Mais peut-on dire que ce grand poète, qui était en même temps comédien, ait corrigé les mœurs de son temps ? L’histoire répond : non ; et si Louis XIV réforma sa vue, et sa tlour, l’on sait bien que le mérite en revient à Bourdaloue et à madame de Maintenon.

Molière moraliste ! Mais il était plutôt corrupteur. Au lieu de châtier les mœurs de la Cour, et de les livrer au mépris des honnêtes gens, il flattait le roi adultère et ses coupables maîtresses. La Princesse d’Elide, le Festin de Pierre et Amphytrion sont là pour attester qu’il les encourageait, tandis qu’il tournait en ridicule non les coupables, mais les innocents, et les victimes.

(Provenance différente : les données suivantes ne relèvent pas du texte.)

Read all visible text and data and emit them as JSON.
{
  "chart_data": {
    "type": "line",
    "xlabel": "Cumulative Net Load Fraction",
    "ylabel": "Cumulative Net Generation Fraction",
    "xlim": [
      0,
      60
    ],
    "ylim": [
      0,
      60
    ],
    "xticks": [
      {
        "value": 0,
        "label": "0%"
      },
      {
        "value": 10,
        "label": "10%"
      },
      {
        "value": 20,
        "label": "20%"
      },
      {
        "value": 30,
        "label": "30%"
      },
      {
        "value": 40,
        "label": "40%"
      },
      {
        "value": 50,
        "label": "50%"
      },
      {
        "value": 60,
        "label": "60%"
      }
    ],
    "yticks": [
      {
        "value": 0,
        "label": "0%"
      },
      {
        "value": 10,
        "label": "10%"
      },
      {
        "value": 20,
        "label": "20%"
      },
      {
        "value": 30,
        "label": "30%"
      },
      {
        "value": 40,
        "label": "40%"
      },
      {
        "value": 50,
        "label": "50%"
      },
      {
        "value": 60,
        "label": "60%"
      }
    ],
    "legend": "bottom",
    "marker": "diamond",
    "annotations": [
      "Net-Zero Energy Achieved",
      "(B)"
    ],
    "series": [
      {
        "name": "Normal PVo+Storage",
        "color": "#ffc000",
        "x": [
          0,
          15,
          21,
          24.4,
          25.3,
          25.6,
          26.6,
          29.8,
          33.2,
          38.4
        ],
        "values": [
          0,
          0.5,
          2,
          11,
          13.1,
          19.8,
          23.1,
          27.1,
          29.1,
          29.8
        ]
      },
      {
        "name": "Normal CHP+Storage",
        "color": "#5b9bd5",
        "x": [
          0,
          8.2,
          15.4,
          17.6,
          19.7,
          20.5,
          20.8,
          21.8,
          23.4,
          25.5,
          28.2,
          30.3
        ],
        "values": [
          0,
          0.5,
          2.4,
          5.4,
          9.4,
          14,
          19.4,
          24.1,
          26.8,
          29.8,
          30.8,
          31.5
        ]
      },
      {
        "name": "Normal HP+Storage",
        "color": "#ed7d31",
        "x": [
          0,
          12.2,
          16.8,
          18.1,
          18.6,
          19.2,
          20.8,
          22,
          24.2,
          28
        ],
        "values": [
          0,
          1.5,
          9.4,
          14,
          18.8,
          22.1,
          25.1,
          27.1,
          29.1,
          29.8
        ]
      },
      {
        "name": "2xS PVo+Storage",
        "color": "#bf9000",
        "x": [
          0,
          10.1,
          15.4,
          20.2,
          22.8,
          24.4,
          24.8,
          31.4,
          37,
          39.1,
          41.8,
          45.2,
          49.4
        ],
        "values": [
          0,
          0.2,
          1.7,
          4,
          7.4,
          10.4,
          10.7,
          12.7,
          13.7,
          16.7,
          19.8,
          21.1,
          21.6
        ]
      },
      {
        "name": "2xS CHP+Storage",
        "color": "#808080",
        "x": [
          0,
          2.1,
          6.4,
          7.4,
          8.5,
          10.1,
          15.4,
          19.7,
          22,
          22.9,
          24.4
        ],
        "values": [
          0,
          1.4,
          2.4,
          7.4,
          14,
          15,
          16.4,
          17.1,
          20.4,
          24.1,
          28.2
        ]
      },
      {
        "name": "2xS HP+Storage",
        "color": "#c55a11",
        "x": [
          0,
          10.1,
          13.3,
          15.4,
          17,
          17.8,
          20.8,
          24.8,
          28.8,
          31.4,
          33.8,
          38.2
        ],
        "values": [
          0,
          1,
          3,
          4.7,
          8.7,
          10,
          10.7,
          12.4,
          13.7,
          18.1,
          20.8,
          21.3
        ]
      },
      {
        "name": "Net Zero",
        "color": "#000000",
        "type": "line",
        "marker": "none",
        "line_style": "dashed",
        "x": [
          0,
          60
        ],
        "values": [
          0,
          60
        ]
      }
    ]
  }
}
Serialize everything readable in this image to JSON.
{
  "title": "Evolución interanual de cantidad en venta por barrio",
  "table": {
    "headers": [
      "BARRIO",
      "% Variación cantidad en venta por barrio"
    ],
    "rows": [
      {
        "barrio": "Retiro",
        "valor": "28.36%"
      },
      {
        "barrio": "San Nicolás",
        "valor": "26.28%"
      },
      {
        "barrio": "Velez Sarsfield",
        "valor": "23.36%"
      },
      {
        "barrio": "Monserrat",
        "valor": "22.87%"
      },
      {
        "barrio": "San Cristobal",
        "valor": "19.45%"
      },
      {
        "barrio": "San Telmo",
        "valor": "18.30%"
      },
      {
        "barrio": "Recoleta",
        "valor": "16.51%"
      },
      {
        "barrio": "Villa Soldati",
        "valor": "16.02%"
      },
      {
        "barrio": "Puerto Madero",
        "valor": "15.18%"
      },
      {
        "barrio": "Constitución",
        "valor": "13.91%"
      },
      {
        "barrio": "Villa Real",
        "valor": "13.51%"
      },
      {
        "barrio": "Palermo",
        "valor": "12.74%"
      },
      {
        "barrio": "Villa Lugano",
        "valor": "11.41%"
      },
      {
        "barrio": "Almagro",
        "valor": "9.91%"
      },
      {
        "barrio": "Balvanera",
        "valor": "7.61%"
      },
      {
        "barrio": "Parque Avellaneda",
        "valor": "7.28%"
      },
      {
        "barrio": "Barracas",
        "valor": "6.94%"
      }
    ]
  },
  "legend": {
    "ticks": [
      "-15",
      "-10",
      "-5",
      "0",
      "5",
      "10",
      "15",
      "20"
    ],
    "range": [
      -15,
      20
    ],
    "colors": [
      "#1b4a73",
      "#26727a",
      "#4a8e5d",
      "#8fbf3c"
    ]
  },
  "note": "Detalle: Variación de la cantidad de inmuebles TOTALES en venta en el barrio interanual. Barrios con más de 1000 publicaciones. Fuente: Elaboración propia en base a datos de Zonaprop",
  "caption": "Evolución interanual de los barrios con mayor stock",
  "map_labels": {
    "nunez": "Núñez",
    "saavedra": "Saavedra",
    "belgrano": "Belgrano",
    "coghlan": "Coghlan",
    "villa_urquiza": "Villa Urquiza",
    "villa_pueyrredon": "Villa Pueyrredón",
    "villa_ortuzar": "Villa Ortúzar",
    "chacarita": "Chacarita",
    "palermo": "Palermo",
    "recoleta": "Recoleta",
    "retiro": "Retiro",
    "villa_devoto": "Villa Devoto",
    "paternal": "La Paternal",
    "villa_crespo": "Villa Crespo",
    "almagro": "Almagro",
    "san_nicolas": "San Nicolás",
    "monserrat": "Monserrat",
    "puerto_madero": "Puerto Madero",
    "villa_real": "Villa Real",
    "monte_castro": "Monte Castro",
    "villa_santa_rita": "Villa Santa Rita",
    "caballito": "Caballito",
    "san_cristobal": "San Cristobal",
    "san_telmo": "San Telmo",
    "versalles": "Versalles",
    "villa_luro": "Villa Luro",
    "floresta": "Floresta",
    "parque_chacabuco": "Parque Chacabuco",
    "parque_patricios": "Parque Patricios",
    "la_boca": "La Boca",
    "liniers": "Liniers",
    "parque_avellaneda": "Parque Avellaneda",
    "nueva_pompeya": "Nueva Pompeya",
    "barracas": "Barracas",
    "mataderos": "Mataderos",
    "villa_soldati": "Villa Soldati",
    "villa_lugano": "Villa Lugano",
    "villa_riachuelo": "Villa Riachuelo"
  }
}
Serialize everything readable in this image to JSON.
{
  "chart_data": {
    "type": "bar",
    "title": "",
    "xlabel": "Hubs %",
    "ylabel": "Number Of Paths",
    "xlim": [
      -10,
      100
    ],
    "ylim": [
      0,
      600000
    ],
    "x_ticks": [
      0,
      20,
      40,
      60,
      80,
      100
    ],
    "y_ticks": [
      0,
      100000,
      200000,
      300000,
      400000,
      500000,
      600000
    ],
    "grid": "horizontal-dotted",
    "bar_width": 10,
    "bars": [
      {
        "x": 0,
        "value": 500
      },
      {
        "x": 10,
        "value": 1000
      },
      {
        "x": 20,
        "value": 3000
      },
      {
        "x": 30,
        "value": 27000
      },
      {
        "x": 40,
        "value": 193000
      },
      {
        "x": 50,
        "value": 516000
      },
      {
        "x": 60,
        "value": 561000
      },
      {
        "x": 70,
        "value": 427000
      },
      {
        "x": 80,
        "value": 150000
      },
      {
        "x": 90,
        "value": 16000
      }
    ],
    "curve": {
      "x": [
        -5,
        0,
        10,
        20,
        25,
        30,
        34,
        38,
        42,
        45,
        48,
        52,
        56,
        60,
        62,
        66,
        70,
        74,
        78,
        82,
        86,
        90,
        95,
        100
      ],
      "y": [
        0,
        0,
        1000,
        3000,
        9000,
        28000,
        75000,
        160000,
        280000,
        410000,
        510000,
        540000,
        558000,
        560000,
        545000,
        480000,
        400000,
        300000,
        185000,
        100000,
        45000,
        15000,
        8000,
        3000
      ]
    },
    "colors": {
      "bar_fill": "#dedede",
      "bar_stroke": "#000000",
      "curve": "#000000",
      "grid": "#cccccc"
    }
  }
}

Le clergé, ayant à sa tête Bossuet, et surtout Bourdaloue, l’illustre jésuite, osa élever la voix contre l’œuvre corruptrice du théâtre. Mais il fut à son tour traîné sur la scène et ridiculisé dans Tartufe. Cette comédie fit un mal immense, et elle en fait encore. Quand je l’ai vu jouer à la Comédie Française, Tartufe portait une longue redingote noire, boutonnée jusqu’au cou et descendant assez bas pour imiter une soutane ; et les applaudissements de l’auditoire soulignaient certains passages qui ne laissaient aucun doute sur sa personnification véritable.